When the two parts of the rod are held loosely by the clamp, line up the water tube and bring the lower unit and the leg closer together. You will usually find that the process stops with an inch to go. Don’t force it.

You now need to guide the top of the rod into its hole at the top front of the leg. It helps to understand that the grommet protrudes downwards a few millimetres below the hole. I have found that if you actually remove the grommet you can see what is going on and get the rod into the hole quicker. The downside is that with the rod through the middle of it, the grommet is more difficult to get back than it was to get out. A little washing up liquid and some careful persuasion with a blunt screwdriver may help, otherwise you will have to withdraw the lower unit a little, put the grommet back and get the rod through the grommet the hard way.

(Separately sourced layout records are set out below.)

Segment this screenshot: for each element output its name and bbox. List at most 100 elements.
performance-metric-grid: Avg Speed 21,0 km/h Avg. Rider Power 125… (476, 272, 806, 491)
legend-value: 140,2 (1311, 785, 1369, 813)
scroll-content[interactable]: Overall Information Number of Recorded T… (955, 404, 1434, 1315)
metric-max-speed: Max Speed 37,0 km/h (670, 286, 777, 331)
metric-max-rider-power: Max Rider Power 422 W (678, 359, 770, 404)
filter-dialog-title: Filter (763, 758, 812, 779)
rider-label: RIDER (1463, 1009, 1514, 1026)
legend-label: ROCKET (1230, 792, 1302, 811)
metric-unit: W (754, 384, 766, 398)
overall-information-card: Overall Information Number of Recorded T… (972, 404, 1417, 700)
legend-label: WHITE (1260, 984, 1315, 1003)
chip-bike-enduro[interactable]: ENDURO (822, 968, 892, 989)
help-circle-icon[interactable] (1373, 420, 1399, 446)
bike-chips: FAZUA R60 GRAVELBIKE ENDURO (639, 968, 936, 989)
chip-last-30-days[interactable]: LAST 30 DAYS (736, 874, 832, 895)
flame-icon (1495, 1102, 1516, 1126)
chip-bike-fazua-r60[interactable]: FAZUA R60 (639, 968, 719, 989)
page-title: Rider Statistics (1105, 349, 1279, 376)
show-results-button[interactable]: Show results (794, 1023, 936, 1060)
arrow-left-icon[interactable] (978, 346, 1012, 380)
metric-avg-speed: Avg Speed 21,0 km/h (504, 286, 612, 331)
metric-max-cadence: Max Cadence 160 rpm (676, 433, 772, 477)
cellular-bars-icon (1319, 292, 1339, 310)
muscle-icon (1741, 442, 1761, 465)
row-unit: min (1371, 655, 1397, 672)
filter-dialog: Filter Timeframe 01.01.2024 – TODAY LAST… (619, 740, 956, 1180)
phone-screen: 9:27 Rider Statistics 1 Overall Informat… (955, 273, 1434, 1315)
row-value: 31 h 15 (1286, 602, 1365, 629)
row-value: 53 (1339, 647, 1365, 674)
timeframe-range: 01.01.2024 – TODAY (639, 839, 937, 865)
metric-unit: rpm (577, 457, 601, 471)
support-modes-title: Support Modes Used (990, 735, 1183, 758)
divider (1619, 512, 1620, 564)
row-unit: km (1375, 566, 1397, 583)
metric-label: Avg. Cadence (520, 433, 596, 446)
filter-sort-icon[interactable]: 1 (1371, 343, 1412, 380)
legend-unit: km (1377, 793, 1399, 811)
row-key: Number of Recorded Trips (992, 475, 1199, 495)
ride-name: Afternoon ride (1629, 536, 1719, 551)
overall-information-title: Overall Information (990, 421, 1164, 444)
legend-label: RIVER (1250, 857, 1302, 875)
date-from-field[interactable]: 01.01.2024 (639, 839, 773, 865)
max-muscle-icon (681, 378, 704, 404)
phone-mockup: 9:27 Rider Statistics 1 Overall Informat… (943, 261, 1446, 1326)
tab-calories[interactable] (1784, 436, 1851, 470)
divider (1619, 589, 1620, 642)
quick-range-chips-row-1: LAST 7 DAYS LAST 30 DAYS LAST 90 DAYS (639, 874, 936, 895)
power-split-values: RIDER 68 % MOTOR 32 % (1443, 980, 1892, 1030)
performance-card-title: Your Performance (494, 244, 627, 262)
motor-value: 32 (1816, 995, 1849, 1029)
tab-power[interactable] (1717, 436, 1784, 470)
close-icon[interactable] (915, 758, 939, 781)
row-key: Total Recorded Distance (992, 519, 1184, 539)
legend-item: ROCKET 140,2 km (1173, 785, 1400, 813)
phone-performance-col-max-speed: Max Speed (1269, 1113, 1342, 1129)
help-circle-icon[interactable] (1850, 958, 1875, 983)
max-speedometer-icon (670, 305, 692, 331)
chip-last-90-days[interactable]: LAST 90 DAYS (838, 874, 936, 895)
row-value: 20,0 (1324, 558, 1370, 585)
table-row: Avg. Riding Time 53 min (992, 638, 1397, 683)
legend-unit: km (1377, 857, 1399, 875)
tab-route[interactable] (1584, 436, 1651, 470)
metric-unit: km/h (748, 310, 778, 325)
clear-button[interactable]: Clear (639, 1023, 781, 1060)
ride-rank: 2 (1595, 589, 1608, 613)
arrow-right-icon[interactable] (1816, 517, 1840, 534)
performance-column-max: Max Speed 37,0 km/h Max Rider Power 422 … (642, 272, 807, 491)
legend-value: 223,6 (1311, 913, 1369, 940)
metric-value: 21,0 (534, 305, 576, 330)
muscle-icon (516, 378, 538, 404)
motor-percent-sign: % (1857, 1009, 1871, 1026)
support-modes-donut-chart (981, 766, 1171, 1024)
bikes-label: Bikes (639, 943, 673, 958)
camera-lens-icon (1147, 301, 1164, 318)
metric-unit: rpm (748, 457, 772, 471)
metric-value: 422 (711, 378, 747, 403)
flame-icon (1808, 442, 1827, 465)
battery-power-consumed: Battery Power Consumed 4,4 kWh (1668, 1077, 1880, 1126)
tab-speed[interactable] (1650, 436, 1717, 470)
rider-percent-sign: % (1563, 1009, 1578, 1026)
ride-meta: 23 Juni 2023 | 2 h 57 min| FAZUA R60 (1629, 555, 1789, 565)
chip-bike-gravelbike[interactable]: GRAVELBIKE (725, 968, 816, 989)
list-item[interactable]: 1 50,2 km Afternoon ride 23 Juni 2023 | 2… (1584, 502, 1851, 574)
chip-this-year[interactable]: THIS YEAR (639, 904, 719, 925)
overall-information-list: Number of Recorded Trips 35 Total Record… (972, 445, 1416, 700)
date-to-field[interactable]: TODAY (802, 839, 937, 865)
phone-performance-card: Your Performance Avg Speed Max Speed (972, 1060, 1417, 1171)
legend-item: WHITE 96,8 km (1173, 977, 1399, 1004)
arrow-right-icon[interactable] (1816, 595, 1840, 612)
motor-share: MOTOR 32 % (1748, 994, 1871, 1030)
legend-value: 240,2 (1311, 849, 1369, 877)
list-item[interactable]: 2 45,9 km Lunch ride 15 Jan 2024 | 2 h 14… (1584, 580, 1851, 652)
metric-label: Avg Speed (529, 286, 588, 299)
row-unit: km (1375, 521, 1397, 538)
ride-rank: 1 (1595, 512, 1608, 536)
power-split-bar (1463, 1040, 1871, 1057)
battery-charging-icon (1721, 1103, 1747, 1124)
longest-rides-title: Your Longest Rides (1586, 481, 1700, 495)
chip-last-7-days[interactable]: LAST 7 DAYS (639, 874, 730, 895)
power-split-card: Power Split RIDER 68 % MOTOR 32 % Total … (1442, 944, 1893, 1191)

When everything is lined up and engaged, do up the two bolts that secure the gear housing onto the leg. The torque setting is 70lb in or 8Nm again. Then tighten the clamp, put the bung back and if you had the prop off, grease its splines and put it back. The thrust washer should have remained in place so replace the Propeller, washer, castellated nut and split pin. Do not overtighten the nut. Just nip it up firmly then back off as necessary to get the hole for the split pin to line up with a gap in the nut.

 

Ideally use a new stainless steel split pin. If you have to re-use the old one bend both legs in such a way that if one leg breaks off the other will still stop the nut rotating. Never use a pin with a broken or even cracked leg and do not bend the legs too sharply as a sharp corner will encourage a fracture. Replace with a new one as soon as you can. Do not use an ordinary steel one because, as a friend discovered, once it has rusted the nut will undo and the prop will then drop off as soon as you select reverse.

 

If you are concerned that you may have disturbed the gear positions, then with the plug lead still off, you can check the gear shift operation. First temporarily disable the “start in gear lock” at the flywheel, (help up by a piece of wood in the picture) then pull the starter cord. You should still have reverse gear selected so ensure that the propeller rotates backwards (to determine what is backwards, imagine it screwing into butter). Then successively select neutral and forward gears watching that the propeller does not rotate in neutral but does rotate forwards with the gear lever in forward. If the gear lever does not line up, particularly in neutral, then off with the bung and adjust the clamp.

 

 

Now you can replace the spark plug and if you have done the rest of the service you are ready for another year.